Why you cannot take someone else's ball(s) and go home

While penile transplants can and do happen, I found out that testicle transplants can but won’t happen because if the transplant is successful it will produce the sperm of the donor and not the recipient, and doctors are very hesitant when it comes to taking reproductive material without consent.
Learn something new every day, I guess. :eek::smiley:

Wow, that’s pretty fascinating.

Also: Testicle Ethics - band name!

How do they know this? Did they run some testes or something?
mmm

Maybe the proof is in the pudding?

Uh, yeah? How could it possibly work any other way?
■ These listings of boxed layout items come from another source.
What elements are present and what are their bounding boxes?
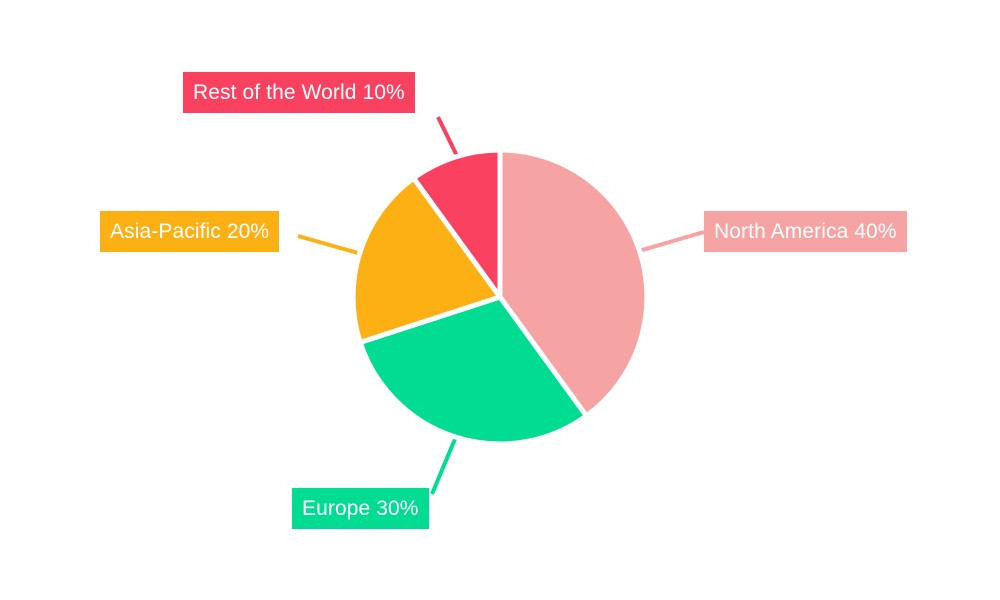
leader-line-rest-world bbox=[438, 117, 459, 160]
pie-chart-svg bbox=[0, 0, 1000, 600]
pie-label-asia-pacific[interactable]: Asia-Pacific 20% bbox=[100, 211, 279, 252]
pie-label-north-america-text: North America 40% bbox=[714, 211, 897, 252]
leader-line-europe bbox=[432, 439, 455, 494]
pie-label-north-america[interactable]: North America 40% bbox=[704, 211, 907, 252]
leader-line-north-america bbox=[632, 232, 704, 253]
leader-line-asia-pacific bbox=[298, 236, 358, 253]
pie-slices bbox=[353, 150, 647, 444]
pie-label-europe[interactable]: Europe 30% bbox=[292, 488, 429, 529]
pie-chart-figure: North America 40% Europe 30% Asia-Pacifi… bbox=[0, 0, 1000, 600]
pie-label-europe-text: Europe 30% bbox=[302, 488, 419, 529]
pie-label-asia-pacific-text: Asia-Pacific 20% bbox=[110, 211, 269, 252]
pie-label-rest-world[interactable]: Rest of the World 10% bbox=[183, 72, 415, 113]
pie-label-rest-world-text: Rest of the World 10% bbox=[193, 72, 405, 113]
I’d be happy to have my testicles transplanted if I die. It’s like the evolutionary jackpot!

I might flip it around:

The Ethical Testicles

Not if the transplant is better two identical twins

And to quote Sheldon Cooper: I have an idetic memory. Sometimes it’s a curse. I read an article about this case in a supermarket tabloid and never forgot it.

I would have thought the transplanted testicle just stopped producing sperm. Of course, I hadn’t heard of testicle transplantation before this story.

Definitely better!

Hmmm… what if you receive testicles from two different donors? If you then impregnate someone, is each father’s identity a 50/50 chance?

Then you are related to your mother by birth but your father by marriage.

Regards,
Shodan

Took a lot of balls to post this thread.

No-Just two.

I’m assuming the article’s talking about today’s current landscape of ethics and consent.

I mean, it’s one thing to not realize that sort of transplant is possible and to have not given consent, but why not just include it on the form, so that going forward, it IS something donors would be able to opt in/out of?

The problem is that you cannot sign away the hereditary rights for sisters, brothers, parents grandparents, uncles, aunts etc. The child of the donor’s sperm would be related to the donor’s family.

This is just nutty. :wink:

Is it even possible to give up for adoption a child that has yet to even be conceived?

Sperm donation doesn’t work like that. Why couldn’t testicle donation work the same way as sperm donation, as long as it is all spelled out in advance?

An inestimable ethical testicle.

Can you give irrevocable rights to someone for all sperm produced and yet to be produced?